Entertainment

Meet The Real 'Peculiar Children' Of The Past

by Johnny Brayson

Many Hollywood directors can claim they have a unique style, but few can claim a style quite as unique as Tim Burton. The eccentric director known for his dark and beautiful filmmaking technique has helmed classics like Beetlejuice and Edward Scissorhands and created The Nightmare Before Christmas, and now he has a new movie coming out that's his most "Tim Burtonesque" in years. Miss Peregrine's Home for Peculiar Children has the fantastical look that Burton fans crave, but where did the movie come from?

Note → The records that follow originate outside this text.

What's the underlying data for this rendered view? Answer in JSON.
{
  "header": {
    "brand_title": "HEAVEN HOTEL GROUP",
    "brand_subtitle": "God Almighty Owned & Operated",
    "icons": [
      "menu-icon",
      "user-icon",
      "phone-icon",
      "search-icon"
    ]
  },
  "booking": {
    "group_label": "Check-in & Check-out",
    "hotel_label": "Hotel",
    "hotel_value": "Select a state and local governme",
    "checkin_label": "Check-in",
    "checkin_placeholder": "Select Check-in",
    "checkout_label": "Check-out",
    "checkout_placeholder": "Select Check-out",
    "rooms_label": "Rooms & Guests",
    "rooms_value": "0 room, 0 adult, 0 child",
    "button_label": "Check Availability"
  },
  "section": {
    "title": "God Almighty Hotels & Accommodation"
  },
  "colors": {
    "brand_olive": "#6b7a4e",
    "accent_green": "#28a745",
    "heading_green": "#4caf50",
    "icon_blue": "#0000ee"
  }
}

Is Miss Peregrine's Home for Peculiar Children based on a real place?

Unlike a number of works by Burton, the film is not based on his own original idea. Instead it comes from a book of the same name by author Ransom Riggs. The book tells the story of a Welsh orphanage run by, you guessed it, Miss Peregrine. But this is no ordinary orphanage, it houses "peculiars" — children who possess supernatural abilities. One child has an extra mouth on the back of her head that she uses to eat; another can control bees; while another has pyrokinetic abilities. Obviously, there aren't really people like this in the world, so there's no real home for them, but the idea for the story still came from the real world.

The inspiration for the book came from Riggs' collection of vintage photographs. The author has an interest in weird and mysterious pictures from yesteryear, and after first planning to put them together in a picture book, he eventually settled on weaving a narrative around them — the story that became Miss Peregrine's. Around four dozen vintages photos show up in the book, worked into the story, and they certainly are strange... and often disturbing.

One photo shows a clown face painted on the back of someone's shaved head; the crease of their neck functioning like a mouth (sound familiar?). Others feature crystal balls, mysterious shadow figures, and a boy's face superimposed on a dog's body. As far as where the photos came from originally, or what their reason is for existing, those questions remain unanswered. "Because the photos are anonymous, long divorced from whatever context might have explained them, I don’t know what’s up with them any more than my readers do," Riggs wrote in The Huffington Post in 2011. "All I know is that they creep me out. Each photo is an unsettling little mystery — and I like them that way."

There's no real Home for Peculiar Children like in Miss Peregrine, but its strange residents were definitely influenced by actual mysterious children of the past. Fans will never know what was going on in the photos that inspired the book, but with a little imagination, it's not too much of a stretch to believe they were all taken at a very special orphanage in Wales.